I have a URL that I want to redirect however, I can't seem to enter the character into vim.

The character is ¬ (Logical Negation) and I want to redirect it to ~ (Tilde).

Redirect permanent /¬foo http://www.example.com/~foo

Vim won't let me copy this character into the terminal and I don't have it in my keyboard!

Was it helpful?

Solution

Here is more information about your wild character:

http://www.theasciicode.com.ar/extended-ascii-code/logical-negation-symbol-ascii-code-170.html

Install yudit, It is a unicode editor, you might be able to insert it easier with that.

In mathamatics speak, The statement ¬A is true if and only if A is false.

http://en.wikipedia.org/wiki/Negation

You may have to set your encoding preferences in vi as explained here:

Vim and ASCII extended characters?

How to add Logical Negation character to VI:

In VI, go into insert mode. While in INSERT mode press:

Ctrl-v 172

Where 172 is the character code representing the character you want. This assumes you are using the default encoding ISO 8859-1.
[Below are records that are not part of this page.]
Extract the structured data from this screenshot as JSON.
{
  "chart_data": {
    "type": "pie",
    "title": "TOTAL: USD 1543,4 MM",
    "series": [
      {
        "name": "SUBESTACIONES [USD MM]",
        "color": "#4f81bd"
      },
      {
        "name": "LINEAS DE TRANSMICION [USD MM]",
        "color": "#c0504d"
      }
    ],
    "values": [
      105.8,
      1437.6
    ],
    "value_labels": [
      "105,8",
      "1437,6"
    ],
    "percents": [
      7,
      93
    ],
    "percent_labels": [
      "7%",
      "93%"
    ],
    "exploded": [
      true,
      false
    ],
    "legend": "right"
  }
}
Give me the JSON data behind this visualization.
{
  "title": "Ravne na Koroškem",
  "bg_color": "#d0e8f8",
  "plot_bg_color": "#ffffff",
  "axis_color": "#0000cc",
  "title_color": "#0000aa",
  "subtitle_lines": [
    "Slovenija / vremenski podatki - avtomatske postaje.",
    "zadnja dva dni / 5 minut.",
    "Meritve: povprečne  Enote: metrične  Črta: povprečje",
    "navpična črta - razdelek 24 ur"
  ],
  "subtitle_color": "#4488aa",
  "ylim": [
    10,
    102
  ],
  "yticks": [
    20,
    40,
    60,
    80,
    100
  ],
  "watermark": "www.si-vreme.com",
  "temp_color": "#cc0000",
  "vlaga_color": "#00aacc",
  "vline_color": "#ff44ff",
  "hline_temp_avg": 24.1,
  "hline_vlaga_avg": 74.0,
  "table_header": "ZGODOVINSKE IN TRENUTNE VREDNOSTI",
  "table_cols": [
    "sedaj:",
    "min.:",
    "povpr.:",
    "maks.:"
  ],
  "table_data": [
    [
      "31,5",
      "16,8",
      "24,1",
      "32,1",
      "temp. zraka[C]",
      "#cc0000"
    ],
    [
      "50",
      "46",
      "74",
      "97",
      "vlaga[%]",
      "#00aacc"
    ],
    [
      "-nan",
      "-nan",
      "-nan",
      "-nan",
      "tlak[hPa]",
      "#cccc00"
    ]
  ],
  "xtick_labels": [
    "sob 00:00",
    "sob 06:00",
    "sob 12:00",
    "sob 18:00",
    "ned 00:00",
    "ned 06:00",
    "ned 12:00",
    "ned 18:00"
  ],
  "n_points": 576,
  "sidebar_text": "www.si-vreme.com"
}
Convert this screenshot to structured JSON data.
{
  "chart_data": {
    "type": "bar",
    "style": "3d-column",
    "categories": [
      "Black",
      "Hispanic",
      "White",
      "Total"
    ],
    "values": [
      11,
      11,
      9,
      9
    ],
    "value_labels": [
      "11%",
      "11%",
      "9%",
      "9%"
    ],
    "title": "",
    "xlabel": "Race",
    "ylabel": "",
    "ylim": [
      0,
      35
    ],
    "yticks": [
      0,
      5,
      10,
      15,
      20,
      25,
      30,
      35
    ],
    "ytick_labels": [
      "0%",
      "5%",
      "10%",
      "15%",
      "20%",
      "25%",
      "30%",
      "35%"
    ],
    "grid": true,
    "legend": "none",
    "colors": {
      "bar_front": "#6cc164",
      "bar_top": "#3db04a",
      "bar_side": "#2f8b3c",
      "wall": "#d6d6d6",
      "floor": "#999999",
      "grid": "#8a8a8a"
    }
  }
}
You may be wondering why the logical not is 170 in extended ASCII but in VI you gotta type 172 to get that character? Because you are using ISO 8859-1:

http://www.htmlhelp.com/reference/charset/iso160-191.html

I am highly skeptical that Apache is going to do what you want

You're probably going to be a lot more clever than you already are to pull it off. Your Logical Not character is going to be re-encoded between the client's browser and the Apache server.

http://www.packetizer.com/labs/cs/characters.cgi?text=%C2%AC&submit=Submit

OTHER TIPS

That's a non-ASCII character, so the URI that a browser would send to your server if a user requested /¬foo should be /%C2%ACfoo (with the ¬ character encoded as UTF-8 and each byte of the UTF-8 then URI encoded) or possibly just /%ACfoo (if the browser doesn't do the UTF-8 conversion first). Try configuring a redirect for the encoded form(s) instead of the raw form.